Nonostante l’evidente risposta negativa dei fan alla notizia che GTA V arriverà anche su PlayStation 5 e Xbox Series X/S – basta vedere il numero di dislike del relativo trailer per la console di casa Sony, qui il link -, il videogioco di cui stiamo parlando è stata una vera miniera d’oro per la Rockstar. Il dato dell’immane introito generato da GTA V di cui abbiamo parlato ora deriva dal sito Tweaktown, nel quale si nota anche come una buona parte del successo del titolo (e dei conseguenti guadagni) sia dovuta a GTA Online.

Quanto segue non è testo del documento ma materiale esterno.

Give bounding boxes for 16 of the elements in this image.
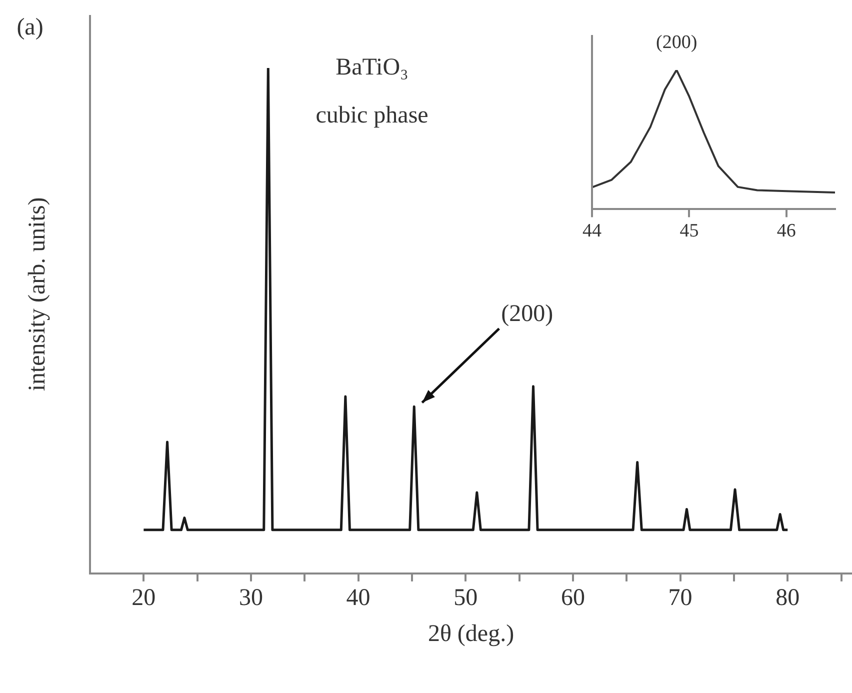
annotation: (200): [501, 300, 554, 327]
annotation: BaTiO₃ cubic phase: [316, 54, 428, 128]
x-axis-title: 2θ (deg.): [428, 620, 514, 647]
x-tick-label: 44: [582, 220, 602, 242]
x-tick-label: 60: [560, 585, 585, 612]
x-tick-label: 70: [668, 585, 692, 612]
y-axis-title: intensity (arb. units): [24, 197, 50, 392]
text: (a): [16, 14, 44, 40]
x-tick-label: 45: [680, 220, 699, 242]
x-tick-label: 20: [132, 585, 156, 612]
x-tick-label: 40: [346, 585, 370, 612]
x-tick-label: 30: [238, 585, 263, 612]
x-tick-label: 80: [776, 585, 800, 612]
x-tick-label: 50: [454, 585, 478, 612]
x-tick-label: 46: [776, 220, 796, 242]
annotation: (200): [656, 32, 698, 53]
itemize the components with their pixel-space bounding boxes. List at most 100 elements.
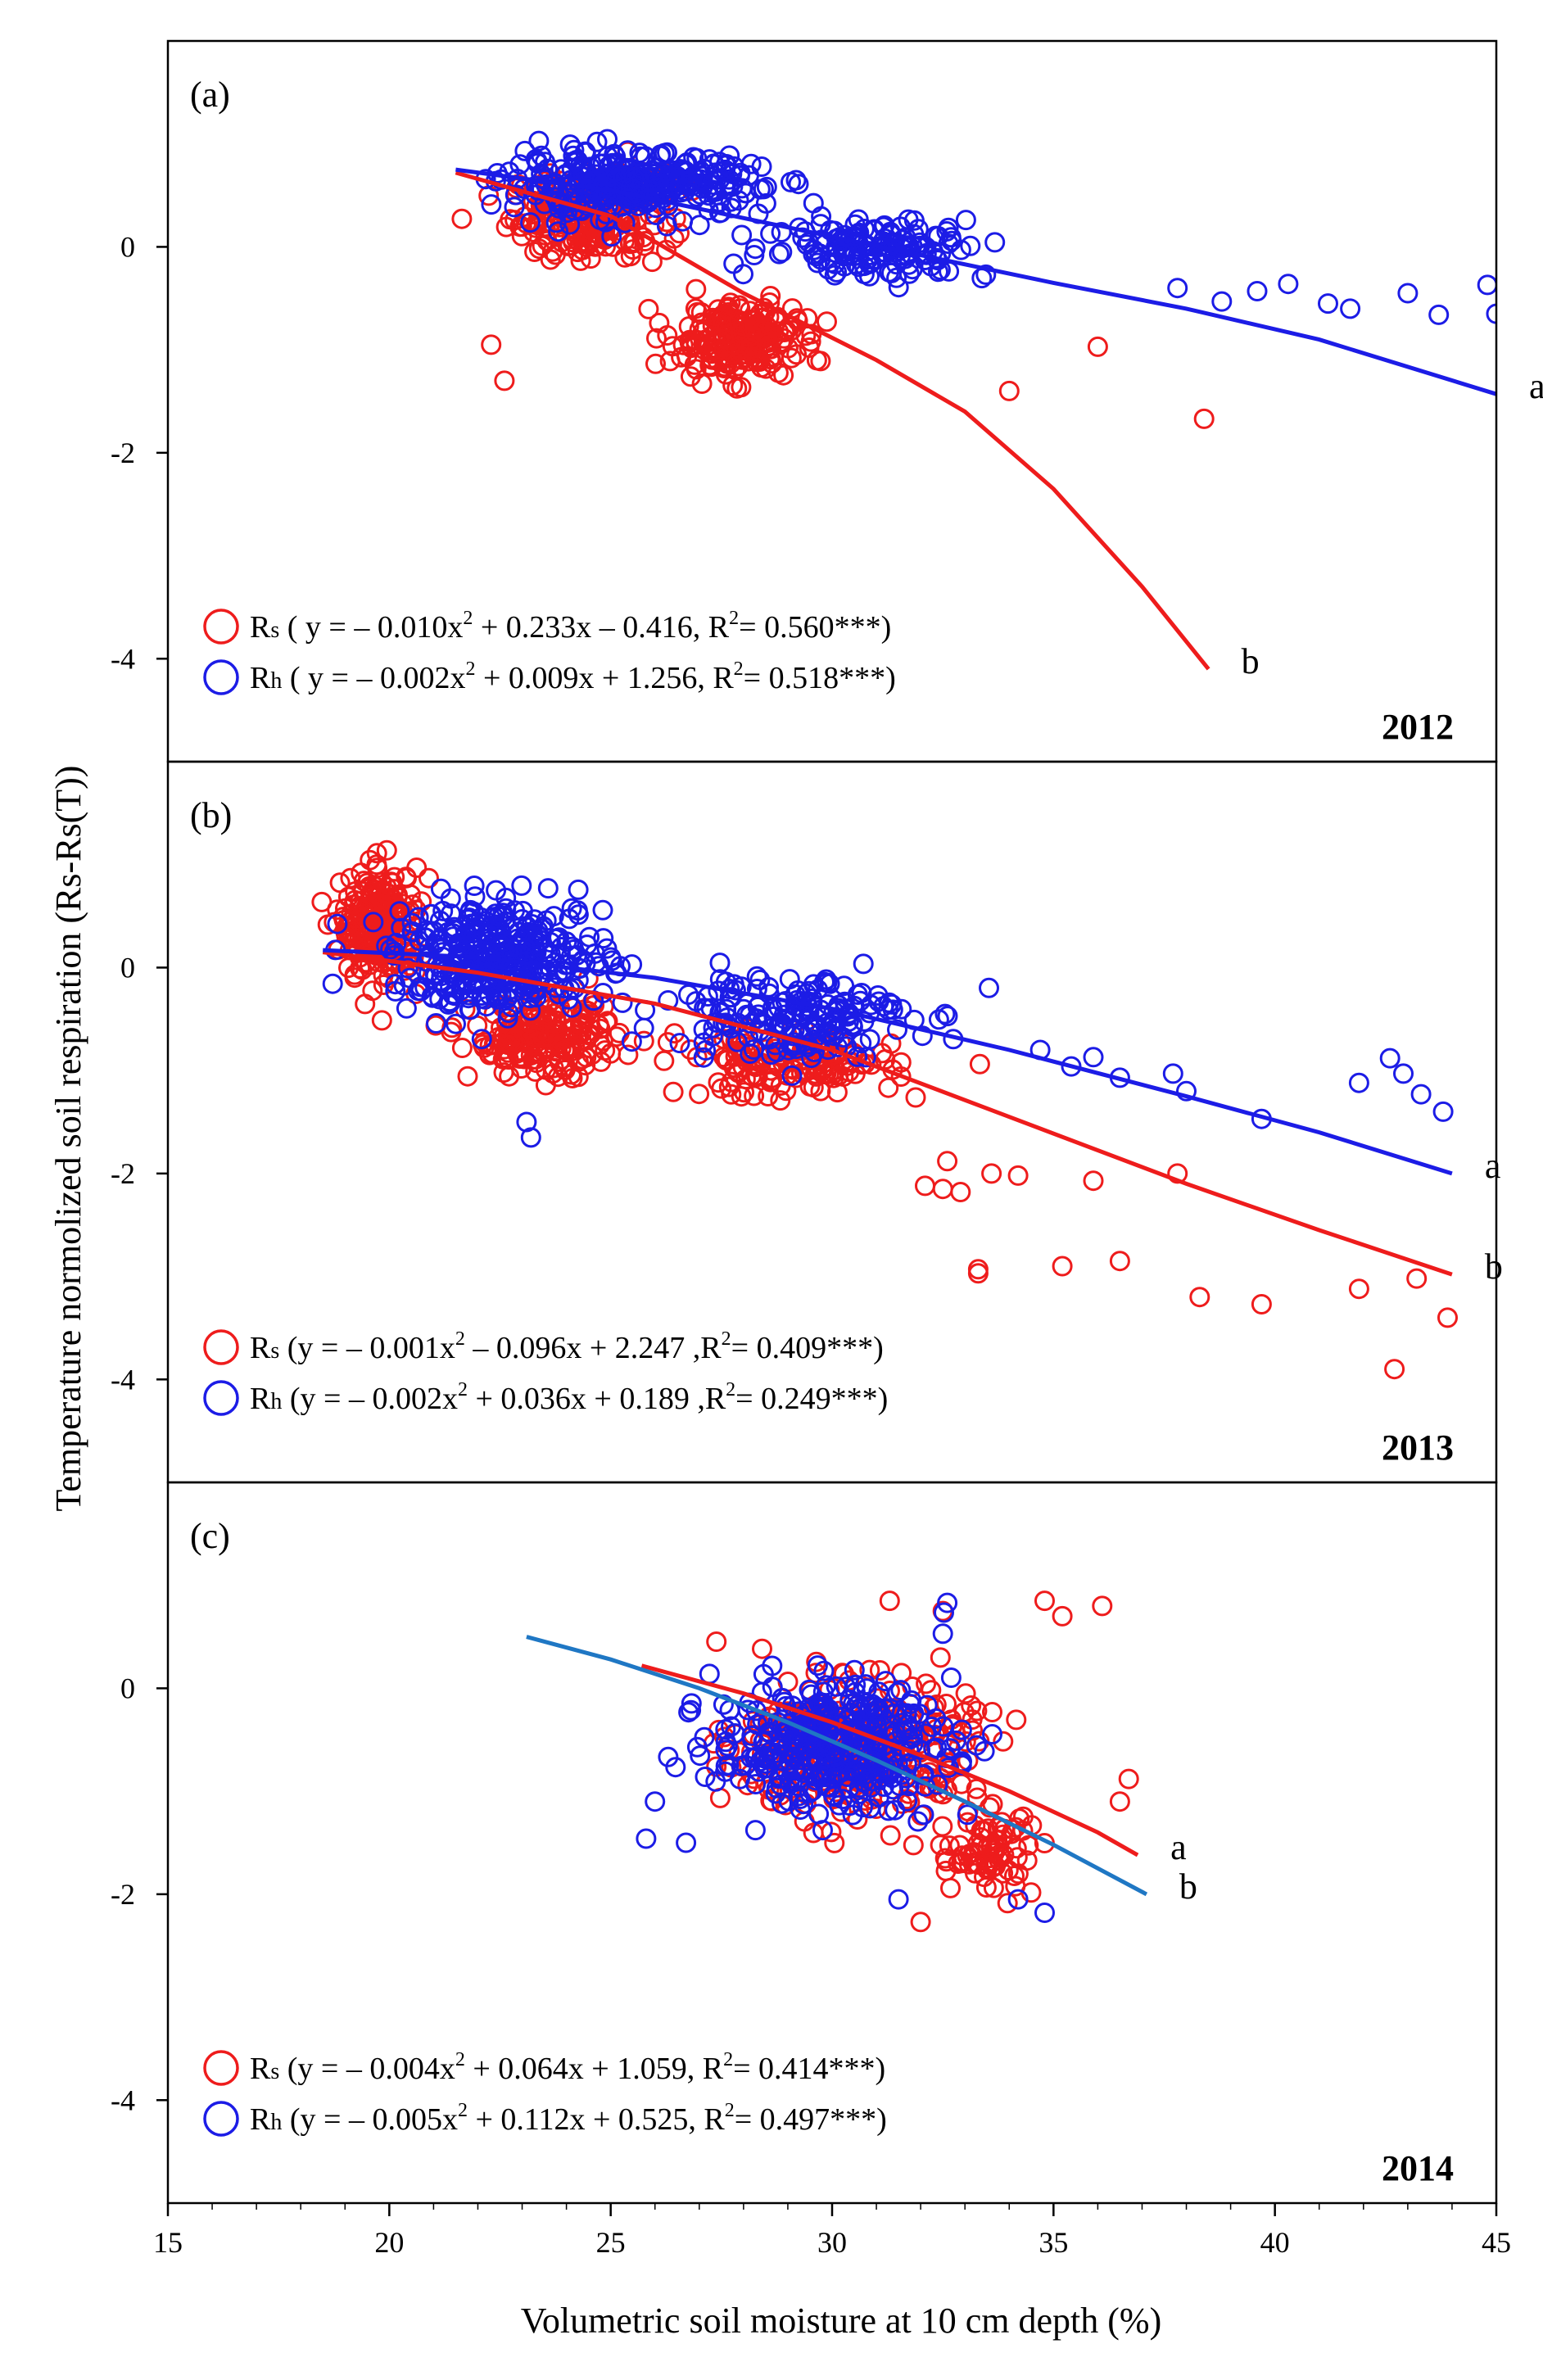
rs-point (542, 241, 563, 262)
rs-point (878, 1077, 899, 1098)
rh-point (862, 1704, 884, 1724)
rs-point (1052, 1256, 1073, 1277)
rh-point (819, 973, 840, 994)
rs-point (937, 1151, 958, 1172)
rh-point (561, 898, 582, 919)
rs-point (329, 872, 351, 894)
legend-superscript: 2 (465, 658, 475, 680)
legend-equation-part2: + 0.009x + 1.256, R (475, 661, 734, 695)
rs-point (371, 871, 392, 893)
rh-point (835, 1676, 857, 1698)
rh-point (832, 1789, 853, 1810)
legend-superscript: 2 (729, 608, 739, 629)
rh-point (1034, 1903, 1055, 1923)
rh-point (813, 1660, 835, 1681)
rh-point (902, 259, 923, 280)
rs-point (805, 1663, 826, 1684)
rs-point (961, 1695, 982, 1716)
rh-point (859, 265, 880, 287)
legend-superscript: 2 (455, 1328, 465, 1350)
rh-point (799, 980, 820, 1002)
legend-series-name: R (250, 610, 271, 645)
rh-point (559, 134, 581, 156)
rs-point (457, 1066, 478, 1087)
panel-b-points (311, 839, 1458, 1380)
legend-equation-part2: + 0.064x + 1.059, R (465, 2052, 724, 2086)
rh-point (913, 1804, 934, 1826)
rh-point (1348, 1072, 1369, 1093)
rs-legend-marker (203, 1329, 239, 1365)
rs-point (910, 1912, 931, 1933)
rh-point (923, 1738, 944, 1759)
rh-point (833, 1750, 854, 1771)
legend-superscript: 2 (458, 2100, 468, 2121)
rh-point (586, 131, 608, 152)
rh-point (982, 1724, 1002, 1744)
rs-point (1437, 1307, 1458, 1328)
rh-point (524, 909, 545, 930)
rs-point (905, 1087, 926, 1108)
rs-point (451, 208, 473, 229)
rh-point (826, 1715, 848, 1735)
rh-point (753, 1663, 774, 1685)
legend-series-sub: h (270, 668, 282, 694)
rh-point (928, 1009, 949, 1030)
rh-point (601, 226, 622, 247)
rs-point (535, 224, 556, 246)
rs-point (619, 233, 640, 255)
rs-point (419, 867, 439, 889)
rs-point (352, 908, 373, 930)
rs-fit-curve (455, 170, 1210, 671)
rh-fit-curve (323, 948, 1453, 1176)
panel-label: (a) (190, 75, 230, 115)
rh-point (448, 933, 469, 954)
rs-point (353, 881, 373, 903)
rh-point (435, 978, 456, 999)
rh-point (693, 1032, 714, 1053)
rs-point (485, 1034, 506, 1056)
rs-point (345, 881, 366, 903)
rs-point (494, 370, 515, 391)
rh-point (692, 165, 713, 187)
rh-point (772, 242, 793, 263)
legend-equation-part3: = 0.249***) (735, 1382, 888, 1416)
rh-point (803, 192, 824, 214)
rh-point (599, 156, 619, 176)
rh-point (523, 950, 544, 971)
rh-point (698, 185, 719, 206)
rs-point (406, 857, 428, 878)
rh-point (756, 176, 777, 197)
rh-point (504, 197, 525, 218)
rh-point (681, 1693, 702, 1714)
rs-legend-marker (203, 609, 239, 645)
rh-point (617, 140, 638, 161)
rh-point (853, 256, 875, 277)
rh-point (665, 1757, 686, 1778)
rh-point (563, 939, 585, 960)
rh-point (849, 990, 871, 1011)
rh-point (888, 1889, 909, 1910)
rh-point (528, 130, 550, 152)
rh-point (940, 1667, 962, 1688)
rh-point (1061, 1056, 1082, 1077)
rs-point (327, 899, 348, 921)
rh-point (568, 879, 589, 900)
rh-point (559, 214, 581, 235)
rs-point (657, 325, 678, 346)
legend-superscript: 2 (455, 2049, 465, 2070)
rs-point (740, 338, 762, 360)
rh-point (715, 1755, 736, 1776)
rh-point (765, 1783, 786, 1804)
rs-point (952, 1845, 973, 1866)
rh-point (543, 906, 564, 927)
rh-point (816, 969, 837, 990)
rs-point (1406, 1268, 1428, 1289)
rh-point (934, 1003, 956, 1025)
rh-point (545, 212, 567, 233)
rh-point (322, 973, 343, 994)
rh-point (709, 952, 731, 974)
curve-letter-a: a (1170, 1827, 1187, 1867)
rs-point (744, 1085, 765, 1106)
rs-point (1118, 1768, 1139, 1790)
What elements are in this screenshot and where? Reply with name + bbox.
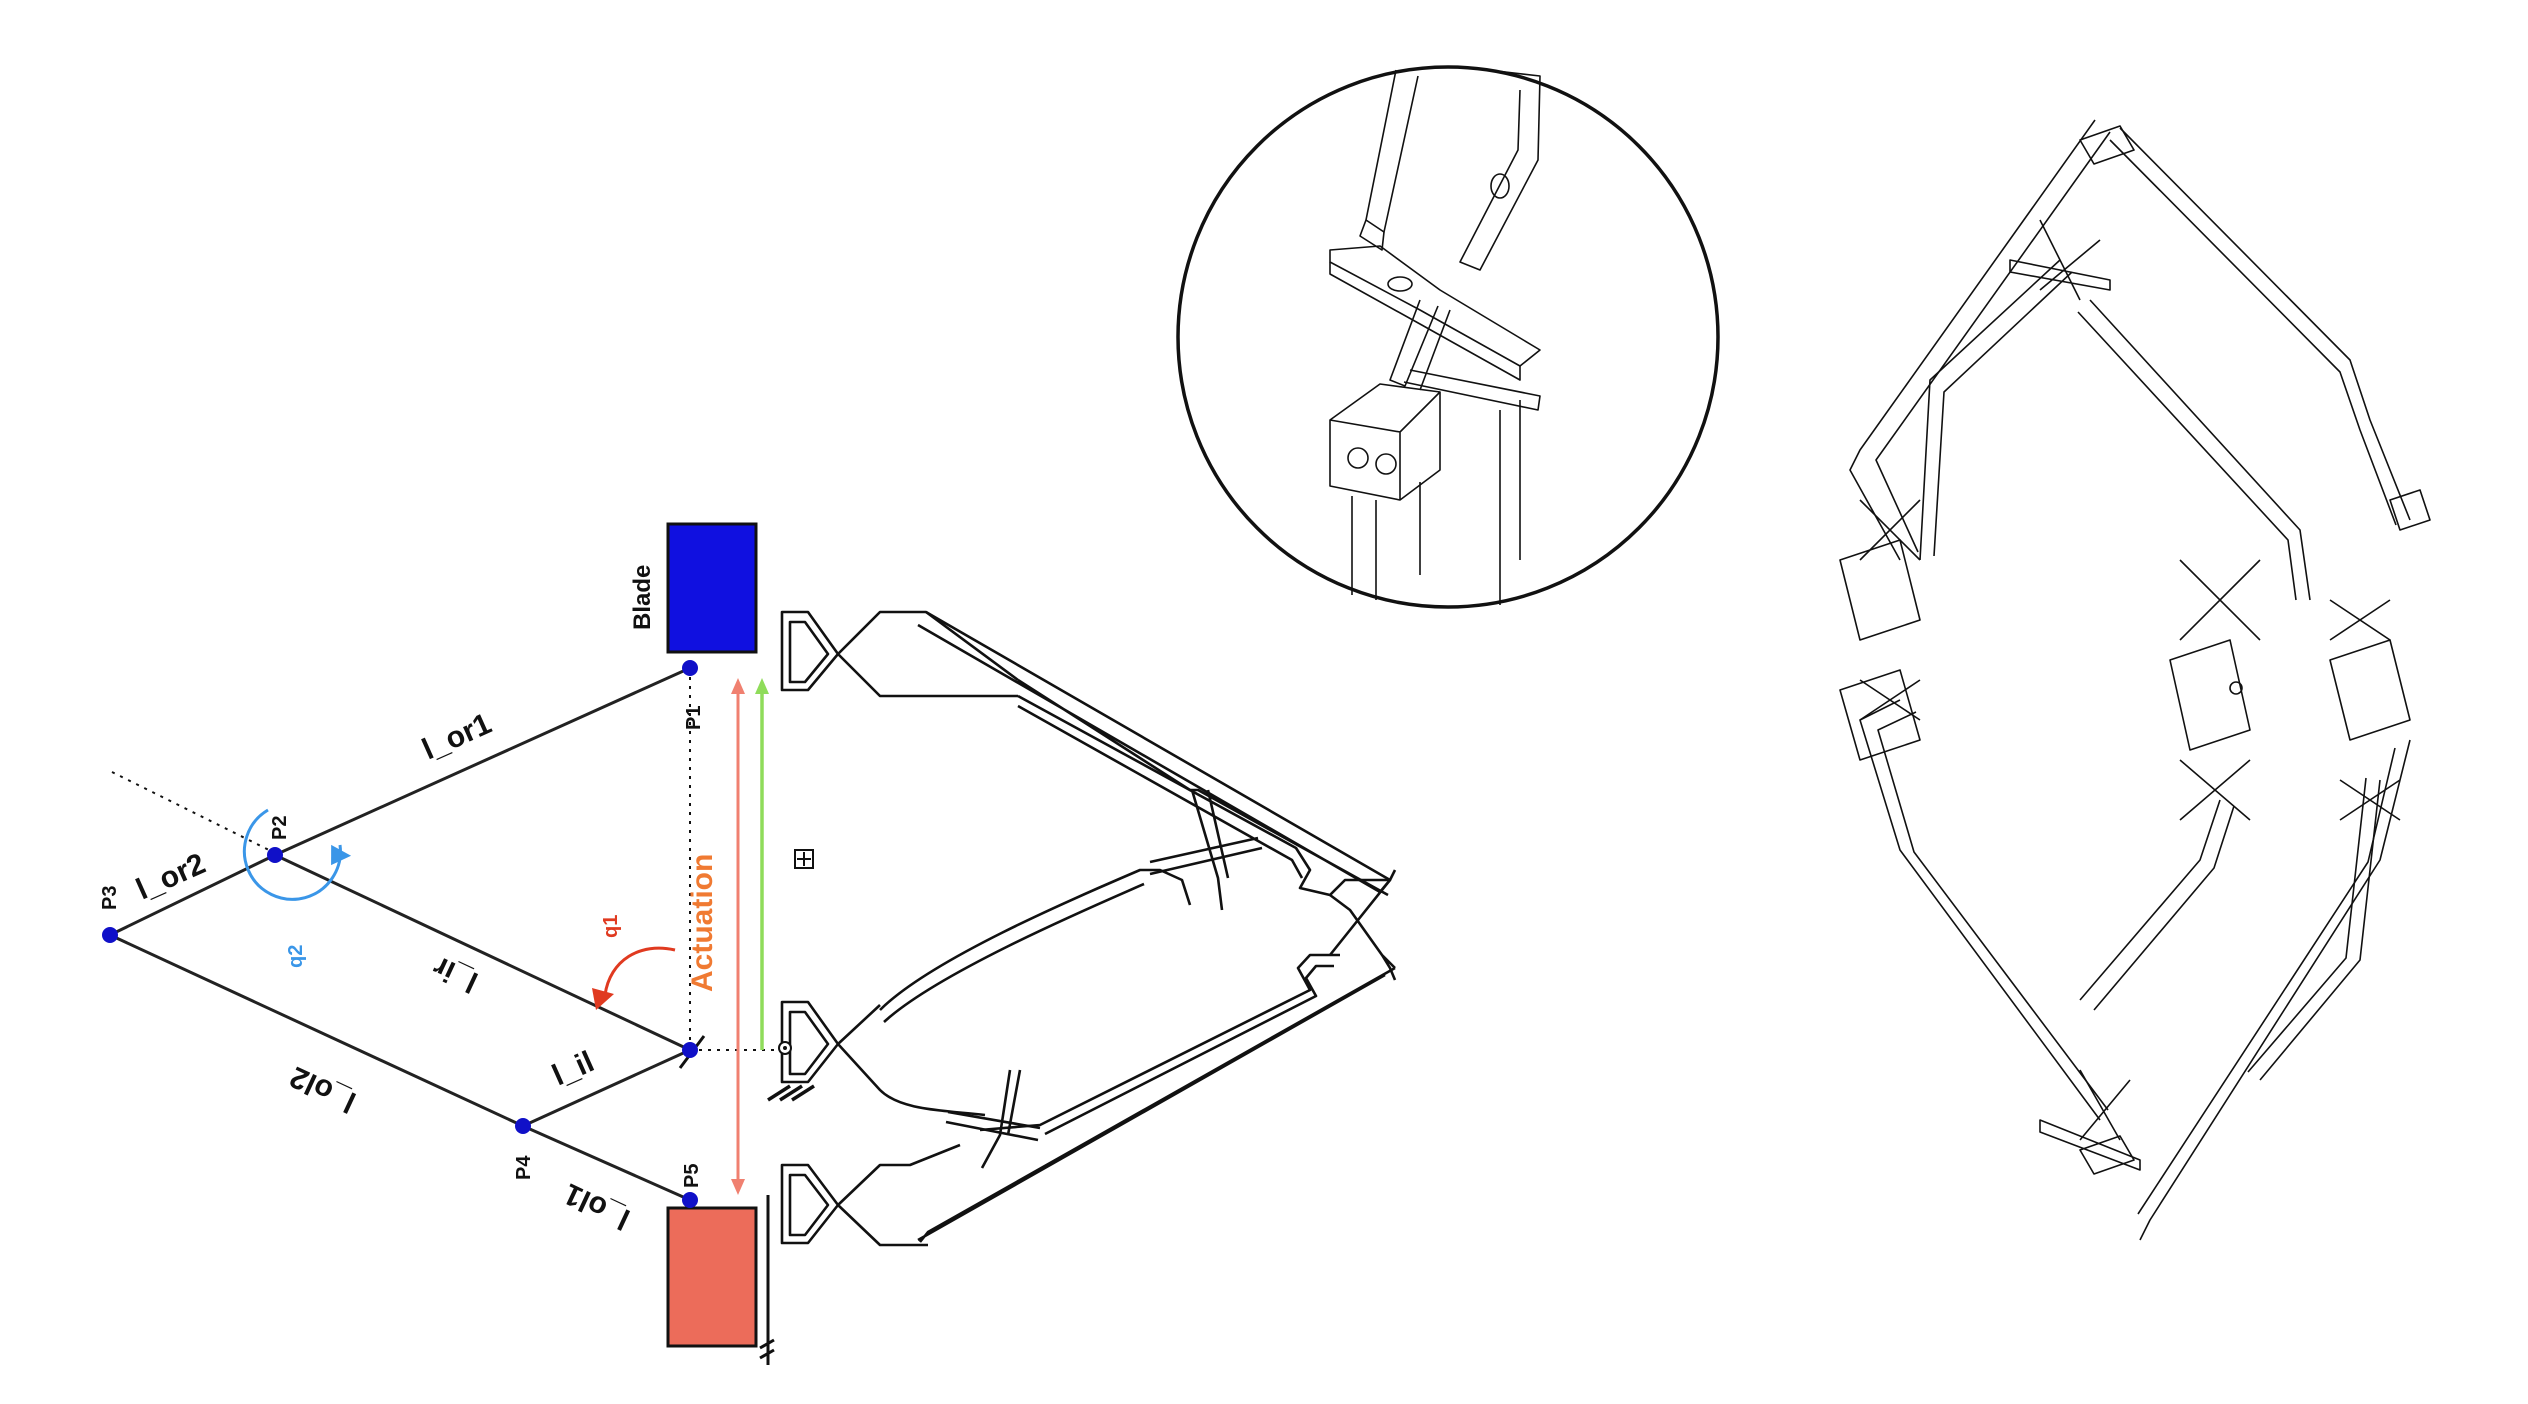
joint-p3 — [102, 927, 118, 943]
joint-center — [682, 1042, 698, 1058]
label-p1: P1 — [683, 706, 705, 730]
actuation-arrow — [731, 678, 745, 1195]
bottom-flexure — [837, 1143, 961, 1247]
top-clamp — [780, 610, 840, 692]
upper-inner-arm — [1017, 694, 1390, 897]
outer-rail-right-top — [2109, 127, 2411, 526]
mount-tab-right — [2389, 489, 2431, 531]
link-l-ol1 — [522, 1124, 691, 1202]
q1-angle-arrow — [592, 946, 676, 1010]
top-flexure — [837, 610, 1019, 698]
joint-p2 — [267, 847, 283, 863]
middle-inner-loop — [879, 868, 1192, 1023]
label-p4: P4 — [513, 1155, 535, 1180]
inner-rail-right-bottom — [2247, 777, 2381, 1081]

Ma che cos’è Grand Theft Auto Online? Semplicemente è la versione online di GTA V e concede massima libertà ai giocatori, questi possono esplorare il mondo di gioco, completare missioni e partecipare ad attività peculiari e fare tutto questo da soli o in gruppo. L’estrema libertà che GTA Online ha portato con sé, e il continuo aggiornamento e inserimento di nuovo materiale da parte degli sviluppatori, hanno garantito questo successo incredibile.

Infine non ci dimentichiamo che di GTA VI, l’unico videogioco che potrebbe detronizzare GTA V, non se n’è vista nemmeno l’ombra fino ad ora e quindi dobbiamo concludere che Rockstar sta ancora puntando al suo attuale titolo principale. Le cose cambieranno? Sicuramente, la vera domanda è quando.